If pointing out that in paragraph 3, chapter 4, of his article 'On the Electrodynamics of Moving Bodies' Albert Einstein wrote "A balance-clock at the equator must go more slowly than a precisely similar clock at one of the poles under otherwise identical conditions." is arguing "the validity of the mainstream understanding of relativity" then so be it.

If Einstein pointed out in paragraph 3, chapter 4, of his article 'On the Electrodynamics of Moving Bodies' "that there is some objective physical truth about which of two clocks is ticking slower" then I suggest that your argument is with paragraph 3, chapter 4, OEMB!
 
  • #99
cos said:
According to Einstein's chapter 4, STR, if clock A moves in any polygonal line to B's location (in the same way that the astronaut makes an out-and-return journey) clock A will "lag behind" clock B.

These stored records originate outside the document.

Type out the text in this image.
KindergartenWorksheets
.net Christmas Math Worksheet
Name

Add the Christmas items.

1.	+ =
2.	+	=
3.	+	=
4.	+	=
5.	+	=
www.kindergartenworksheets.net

For clock A (the astronaut's clock) to lag behind clock B (the Earth clock) 'the temporal intervals between ticks of the astronaut's clock' (clock A) were, according to Einstein, greater i.e. the temporal intervals expand (dilate) ergo, according to Einstein's chapter 4, the astronaut (clock A) will have aged at a slower rate than his Earth-bound twin (clock B).
And do you assert that not only will the astronaut's clock have elapsed less time in total than the Earth clock if the astronaut leaves Earth and later returns, but also that the astronaut was aging at a slower rate (in a real, physical sense rather than a frame-dependent sense) than the Earth-bound twin during a single phase of the trip in which the astronaut was moving inertially--say, from the moment after the astronaut accelerated to turn around to the moment the astronaut reached Earth (with this phase being similar to A moving towards B in section 4 of Einstein's 1905 paper)? Or are you backing away from this second claim, which as I have said is incorrect according to the mainstream understanding of SR? If you don't want to engage in discussion with me that's your choice, but I'd appreciate a clear yes/no answer to this question.
 
  • #100
atyy said:
I meant ruler. So that accumulated proper time for the twins in spacetime analogous to accumulated spatial distance for X and Y in normal spatial geometry.

Edit: I edited the typo originally in this post, not the other - it should be 'ruler'.

The message in respect to which I hit the 'quote' button stated 'clock' this one says 'ruler'. In either case, I can't understand the above sentence. Is it a question? If it is - I can't understand it.